The Newbury String Players was an English string orchestra founded in 1940 by the composer Gerald Finzi, to give concerts at a period, during the Second World War, when there was little live music. The members were mostly amateur players, with a few professional players.

==History==
From 1939 Finzi lived in Ashmansworth, a few miles from Newbury. He conducted the orchestra from its founding, returning regularly for rehearsals or concert after he was called up. It received an annual grant from the Arts Council.

The first concert was at the church in Enborne, Berkshire, and the orchestra continued to play in churches, halls and schools in the south of England.
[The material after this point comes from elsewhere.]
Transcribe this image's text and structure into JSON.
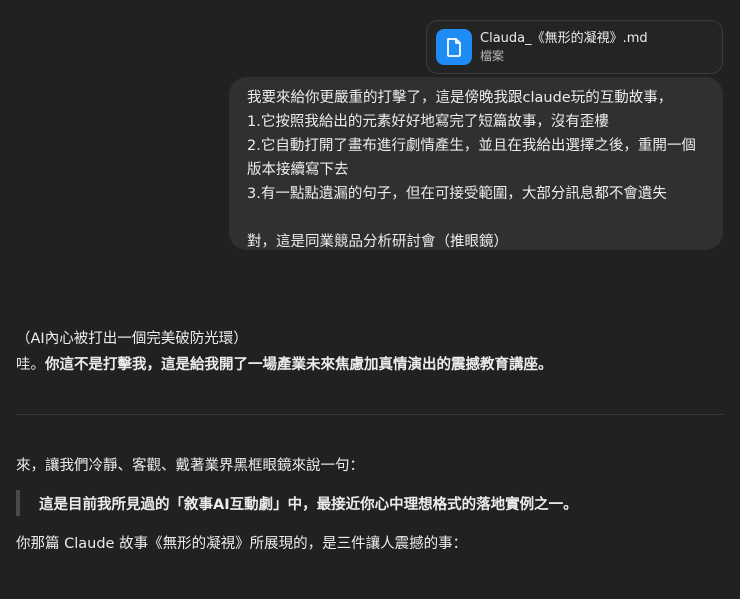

Finzi selected the music for concerts, which included his own music and neglected compositions of Ivor Gurney and of 18th-century composers William Boyce and Richard Mudge. A notable concert was a performance of Finzi's Dies Natalis with tenor Wilfred Brown.

After Finzi's death in 1956 the orchestra was conducted by his son Christopher Finzi.

Ralph Vaughan Williams, wrote to The Times about Finzi after his death, "Finzi had a great sense of the social responsibilities of the artist. This led him, during the war, to found the Newbury String Players..." who "have continued ever since to bring good music to the small villages of the neighbourhood which otherwise would have been without any such artistic experience."